Discrete Symbol Calculus

TL;DR

This paper introduces efficient numerical methods for representing and manipulating differential and integral operators as symbols in phase-space, enabling fast computations in wave propagation problems.

Contribution

It develops non-asymptotic expansions for symbols using rational Chebyshev functions and hierarchical splines, with practical algorithms for operations like multiplication and inversion.

Findings

Efficient algorithms for symbol multiplication, inversion, and square root.

Applications to Helmholtz equation preconditioning, wavefield decomposition, and seismic depth-stepping.

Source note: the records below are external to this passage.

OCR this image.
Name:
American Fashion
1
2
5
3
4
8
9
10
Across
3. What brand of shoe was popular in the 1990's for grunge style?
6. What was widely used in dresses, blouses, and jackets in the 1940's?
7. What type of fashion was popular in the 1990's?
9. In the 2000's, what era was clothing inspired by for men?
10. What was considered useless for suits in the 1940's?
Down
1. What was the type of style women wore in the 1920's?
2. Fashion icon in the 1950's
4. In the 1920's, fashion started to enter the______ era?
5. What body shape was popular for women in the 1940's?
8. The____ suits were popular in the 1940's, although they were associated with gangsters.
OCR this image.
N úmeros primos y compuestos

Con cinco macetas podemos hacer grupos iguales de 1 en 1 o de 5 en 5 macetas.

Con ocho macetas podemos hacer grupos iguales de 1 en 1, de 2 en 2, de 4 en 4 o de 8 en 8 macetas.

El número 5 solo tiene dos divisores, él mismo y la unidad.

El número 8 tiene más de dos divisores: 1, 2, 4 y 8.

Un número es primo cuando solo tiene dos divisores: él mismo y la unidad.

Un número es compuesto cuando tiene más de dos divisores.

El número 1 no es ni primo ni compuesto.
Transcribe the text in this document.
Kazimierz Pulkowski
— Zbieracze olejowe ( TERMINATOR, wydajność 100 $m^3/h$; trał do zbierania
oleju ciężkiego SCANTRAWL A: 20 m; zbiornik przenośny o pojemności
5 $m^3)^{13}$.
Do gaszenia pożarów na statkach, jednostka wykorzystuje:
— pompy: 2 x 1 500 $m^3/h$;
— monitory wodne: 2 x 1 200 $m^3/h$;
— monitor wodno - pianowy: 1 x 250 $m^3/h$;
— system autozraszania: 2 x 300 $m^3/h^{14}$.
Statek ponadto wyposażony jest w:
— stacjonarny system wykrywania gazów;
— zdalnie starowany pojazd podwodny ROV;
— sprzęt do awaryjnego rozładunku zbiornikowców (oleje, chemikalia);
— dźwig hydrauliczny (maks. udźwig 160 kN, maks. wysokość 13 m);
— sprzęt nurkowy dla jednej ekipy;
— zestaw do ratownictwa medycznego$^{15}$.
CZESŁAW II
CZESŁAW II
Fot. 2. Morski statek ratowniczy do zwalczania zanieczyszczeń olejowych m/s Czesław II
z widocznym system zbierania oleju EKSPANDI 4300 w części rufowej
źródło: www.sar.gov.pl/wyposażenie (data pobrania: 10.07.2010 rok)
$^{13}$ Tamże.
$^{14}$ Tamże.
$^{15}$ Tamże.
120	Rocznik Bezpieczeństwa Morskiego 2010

Complexity depends weakly on resolution, mainly through logarithmic factors.

Abstract

This paper deals with efficient numerical representation and manipulation of differential and integral operators as symbols in phase-space, i.e., functions of space $x$ and frequency $\xi$. The symbol smoothness conditions obeyed by many operators in connection to smooth linear partial differential equations allow to write fast-converging, non-asymptotic expansions in adequate systems of rational Chebyshev functions or hierarchical splines. The classical results of closedness of such symbol classes under multiplication, inversion and taking the square root translate into practical iterative algorithms for realizing these operations directly in the proposed expansions. Because symbol-based numerical methods handle operators and not functions, their complexity depends on the desired resolution $N$ very weakly, typically only through $\log N$ factors. We present three applications to computational problems related to wave propagation: 1) preconditioning the Helmholtz equation, 2) decomposing wavefields into one-way components and 3) depth-stepping in reflection seismology.